Sixes Elementary School in Canton welcomed kids back to class, in-person, after the summer break on Monday. In posts on the school’s Facebook page which have since been deleted, photos showed children crammed into classrooms, some wearing masks, many not. There was little to no social distancing taking place.
Barbara P. Jacoby, chief communications officer for the Cherokee County School District, previously told local media that the children would not be required to wear masks, though the face coverings were “encouraged.”
“Masks are not mandated for students – they are strongly encouraged and recommended. [This] has been repeatedly communicated to[parents] since the reopening plan was announced July 8.”
By Monday evening, according to WAGA-TV, one of the kids was experiencing symptoms of COVID-19 and was deemed to have contracted the novel coronavirus. The child was not believed to have shown symptoms while in class.
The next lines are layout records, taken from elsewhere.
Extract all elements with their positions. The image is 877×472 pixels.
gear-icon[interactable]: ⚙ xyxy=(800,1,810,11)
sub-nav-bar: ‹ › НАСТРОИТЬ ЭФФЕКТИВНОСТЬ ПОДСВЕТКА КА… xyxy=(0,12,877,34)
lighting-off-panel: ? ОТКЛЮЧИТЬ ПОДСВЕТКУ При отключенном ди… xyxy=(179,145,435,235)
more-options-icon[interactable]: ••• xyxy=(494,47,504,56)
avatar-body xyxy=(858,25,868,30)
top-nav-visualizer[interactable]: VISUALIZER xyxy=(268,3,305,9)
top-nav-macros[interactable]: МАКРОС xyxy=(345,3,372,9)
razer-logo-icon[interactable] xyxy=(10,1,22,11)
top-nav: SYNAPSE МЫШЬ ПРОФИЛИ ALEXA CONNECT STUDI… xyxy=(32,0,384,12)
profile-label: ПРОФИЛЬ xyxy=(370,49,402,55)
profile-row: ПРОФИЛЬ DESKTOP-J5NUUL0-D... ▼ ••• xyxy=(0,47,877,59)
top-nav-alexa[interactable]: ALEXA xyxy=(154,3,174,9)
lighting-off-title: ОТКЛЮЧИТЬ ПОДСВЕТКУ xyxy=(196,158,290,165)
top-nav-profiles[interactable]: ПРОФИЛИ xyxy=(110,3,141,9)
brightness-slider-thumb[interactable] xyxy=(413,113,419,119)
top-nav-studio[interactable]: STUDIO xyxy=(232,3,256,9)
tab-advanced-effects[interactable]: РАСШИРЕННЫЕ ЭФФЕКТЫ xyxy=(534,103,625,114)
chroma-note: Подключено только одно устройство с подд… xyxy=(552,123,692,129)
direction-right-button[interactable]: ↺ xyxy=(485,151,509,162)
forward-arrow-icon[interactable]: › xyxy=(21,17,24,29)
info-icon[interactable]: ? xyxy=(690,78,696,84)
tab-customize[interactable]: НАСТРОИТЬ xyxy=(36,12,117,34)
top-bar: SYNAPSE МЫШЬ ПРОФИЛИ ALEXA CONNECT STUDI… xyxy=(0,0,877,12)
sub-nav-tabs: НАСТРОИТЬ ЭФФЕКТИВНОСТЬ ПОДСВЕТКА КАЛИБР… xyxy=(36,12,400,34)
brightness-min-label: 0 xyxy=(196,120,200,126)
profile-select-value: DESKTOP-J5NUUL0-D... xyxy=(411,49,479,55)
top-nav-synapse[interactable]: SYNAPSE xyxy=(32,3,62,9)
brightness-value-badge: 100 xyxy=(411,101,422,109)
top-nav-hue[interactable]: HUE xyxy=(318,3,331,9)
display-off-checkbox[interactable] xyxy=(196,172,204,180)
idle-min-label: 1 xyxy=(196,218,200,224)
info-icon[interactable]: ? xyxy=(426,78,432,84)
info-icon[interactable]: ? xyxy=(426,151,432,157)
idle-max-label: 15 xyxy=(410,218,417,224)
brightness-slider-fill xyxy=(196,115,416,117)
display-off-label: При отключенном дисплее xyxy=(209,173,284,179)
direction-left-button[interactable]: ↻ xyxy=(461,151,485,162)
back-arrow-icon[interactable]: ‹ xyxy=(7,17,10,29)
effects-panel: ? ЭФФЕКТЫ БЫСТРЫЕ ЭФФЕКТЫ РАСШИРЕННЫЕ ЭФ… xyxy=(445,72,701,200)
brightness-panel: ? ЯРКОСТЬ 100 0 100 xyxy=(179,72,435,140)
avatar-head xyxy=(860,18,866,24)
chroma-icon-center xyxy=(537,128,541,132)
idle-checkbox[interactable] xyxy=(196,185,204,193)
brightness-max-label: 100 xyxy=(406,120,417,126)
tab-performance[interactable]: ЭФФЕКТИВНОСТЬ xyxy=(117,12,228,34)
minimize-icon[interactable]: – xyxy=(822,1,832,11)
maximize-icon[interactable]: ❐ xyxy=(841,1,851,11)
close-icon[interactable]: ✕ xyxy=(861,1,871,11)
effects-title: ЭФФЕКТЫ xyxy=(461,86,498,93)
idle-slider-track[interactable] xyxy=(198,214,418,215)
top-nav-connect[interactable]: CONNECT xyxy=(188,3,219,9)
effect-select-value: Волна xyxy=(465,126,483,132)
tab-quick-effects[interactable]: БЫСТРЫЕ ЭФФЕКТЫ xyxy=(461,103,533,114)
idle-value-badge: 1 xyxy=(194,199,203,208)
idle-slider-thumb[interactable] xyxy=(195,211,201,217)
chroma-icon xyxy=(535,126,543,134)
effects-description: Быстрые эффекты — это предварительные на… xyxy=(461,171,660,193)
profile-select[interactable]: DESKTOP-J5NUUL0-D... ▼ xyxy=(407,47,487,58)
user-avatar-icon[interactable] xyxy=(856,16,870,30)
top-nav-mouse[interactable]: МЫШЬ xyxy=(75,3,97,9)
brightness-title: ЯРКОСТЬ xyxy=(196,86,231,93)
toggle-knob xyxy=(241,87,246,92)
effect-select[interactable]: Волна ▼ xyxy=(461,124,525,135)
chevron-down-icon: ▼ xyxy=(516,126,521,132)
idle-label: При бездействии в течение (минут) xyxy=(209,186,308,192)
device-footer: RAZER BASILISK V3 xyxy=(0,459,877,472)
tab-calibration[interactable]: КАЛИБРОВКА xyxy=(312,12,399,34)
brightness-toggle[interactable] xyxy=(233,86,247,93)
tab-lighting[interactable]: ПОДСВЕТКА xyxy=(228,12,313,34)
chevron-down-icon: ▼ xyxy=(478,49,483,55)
According to CNN, the classroom was closed for deep cleaning on Tuesday. The 20 students and the teacher who shared the classroom with the infected student will have to quarantine at home for the next two weeks and participate in classes via remote learning. Jacoby said that the teacher is currently symptom-free.
In a letter sent home to caregivers, Principal Ashley Kennerly encouraged the parents of the quarantined kids to monitor their temperatures daily and watch for signs of COVID-19, the respiratory illness caused by the virus.
“We continue to encourage all parents to temperature scan and monitor students closely for any sign of potential illness. Students should remain at home if they are exhibiting any symptoms of COVID-19 including fever, new or persistent cough, headache, loss of taste or smell, fatigue and/or stomach issues (diarrhea). We appreciate your continued support!” the letter read in part.
Nine staff members at other schools in the district have tested positive for the virus. Cases are popping up among adults at other Georgia schools as well, including five positives and one suspected positive in Marietta City and as many as 260 in Gwinnett County.
As summer gives way to fall and the 2020-2021 school seasons looms, the matter of putting children back into the classroom during a pandemic has spurred intense debate. President Donald Trump has strongly advocated for reopening schools for full-time, in-person instruction, and has even threatened to withhold federal funds from districts that don’t fully reopen.